Ejercicio terapéutico
El ejercicio es una de las herramientas principales para mejorar la función y la tolerancia de la región cervical, dorsal y escapular. Según la valoración, el programa puede incluir:
- Trabajo de los flexores profundos del cuello.
- Ejercicios de movilidad cervical.
- Fortalecimiento de la musculatura escapular.
- Trabajo del serrato anterior y del trapecio medio e inferior.
- Movilidad y extensión de la columna dorsal.
- Fortalecimiento de hombros y espalda.
- Estiramientos de la musculatura pectoral cuando existe una limitación real.
- Ejercicios respiratorios y de expansión torácica.
- Reeducación de actividades laborales o deportivas.
La evidencia disponible indica que los programas de ejercicio pueden mejorar la posición de la cabeza, los hombros redondeados y la cifosis torácica.
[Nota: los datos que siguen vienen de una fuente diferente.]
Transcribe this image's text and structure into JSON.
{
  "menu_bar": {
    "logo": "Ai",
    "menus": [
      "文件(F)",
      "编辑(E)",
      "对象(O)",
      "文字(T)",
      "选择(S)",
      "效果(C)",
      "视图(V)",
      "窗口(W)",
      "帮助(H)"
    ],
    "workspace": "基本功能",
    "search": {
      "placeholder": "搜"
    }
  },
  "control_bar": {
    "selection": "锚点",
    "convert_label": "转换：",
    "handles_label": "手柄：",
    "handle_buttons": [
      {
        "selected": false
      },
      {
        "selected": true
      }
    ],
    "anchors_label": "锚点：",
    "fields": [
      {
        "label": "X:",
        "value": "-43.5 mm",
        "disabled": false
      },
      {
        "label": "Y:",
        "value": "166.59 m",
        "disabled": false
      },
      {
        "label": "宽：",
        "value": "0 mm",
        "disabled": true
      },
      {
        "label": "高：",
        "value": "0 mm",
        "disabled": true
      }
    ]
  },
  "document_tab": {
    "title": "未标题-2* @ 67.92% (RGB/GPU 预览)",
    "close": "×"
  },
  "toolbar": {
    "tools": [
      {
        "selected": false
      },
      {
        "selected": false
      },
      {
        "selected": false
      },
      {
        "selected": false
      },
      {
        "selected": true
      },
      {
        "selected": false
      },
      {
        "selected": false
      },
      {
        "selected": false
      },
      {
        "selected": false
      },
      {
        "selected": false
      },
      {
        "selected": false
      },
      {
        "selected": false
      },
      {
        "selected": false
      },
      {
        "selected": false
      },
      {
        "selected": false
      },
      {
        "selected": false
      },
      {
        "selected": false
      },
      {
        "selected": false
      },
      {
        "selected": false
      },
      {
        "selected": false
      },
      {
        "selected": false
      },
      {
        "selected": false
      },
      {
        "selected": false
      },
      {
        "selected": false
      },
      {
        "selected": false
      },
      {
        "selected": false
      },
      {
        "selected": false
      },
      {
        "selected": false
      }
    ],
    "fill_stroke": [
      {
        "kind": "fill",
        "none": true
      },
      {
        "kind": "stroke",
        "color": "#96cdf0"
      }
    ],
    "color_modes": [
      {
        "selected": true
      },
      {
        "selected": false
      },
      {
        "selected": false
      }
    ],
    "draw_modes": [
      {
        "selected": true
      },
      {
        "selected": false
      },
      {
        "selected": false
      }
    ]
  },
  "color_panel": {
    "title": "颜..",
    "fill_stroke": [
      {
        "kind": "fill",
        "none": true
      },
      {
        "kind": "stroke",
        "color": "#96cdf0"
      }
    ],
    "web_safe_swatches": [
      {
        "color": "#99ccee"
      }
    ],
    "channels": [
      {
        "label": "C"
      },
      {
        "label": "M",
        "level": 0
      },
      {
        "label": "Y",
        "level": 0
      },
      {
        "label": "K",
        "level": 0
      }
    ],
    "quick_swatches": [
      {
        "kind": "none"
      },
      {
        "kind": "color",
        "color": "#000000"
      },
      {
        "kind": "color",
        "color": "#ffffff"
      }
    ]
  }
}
No obstante, la selección y progresión de los ejercicios debe adaptarse a cada persona. En Viten también podemos integrar el ejercicio dentro de programas de fisioterapia activa o utilizar el sistema Redcord y terapia Neurac para trabajar el control y la resistencia mediante ejercicios en suspensión.
Terapia manual
La terapia manual puede ayudar a reducir temporalmente el dolor, mejorar la movilidad cervical o torácica y facilitar la realización de ejercicios. Su finalidad no es “colocar las vértebras” ni corregir de manera permanente la postura mediante una única sesión. Los mejores resultados suelen obtenerse al combinarla con un programa activo.
Fisioterapia invasiva
Cuando existe dolor muscular persistente o determinadas alteraciones neuromusculares, pueden valorarse técnicas de fisioterapia invasiva, como la punción seca o la neuromodulación percutánea ecoguiada. Estas técnicas no se utilizan para “eliminar la inflamación producida por una mala postura” ni sustituyen al ejercicio. Se consideran herramientas complementarias cuando la exploración y los objetivos del paciente justifican su aplicación.
Pilates terapéutico y entrenamiento
Una vez controlados los síntomas, el Pilates terapéutico o el entrenamiento funcional pueden ayudar a mejorar la fuerza general, la movilidad, la coordinación y la variedad de movimientos.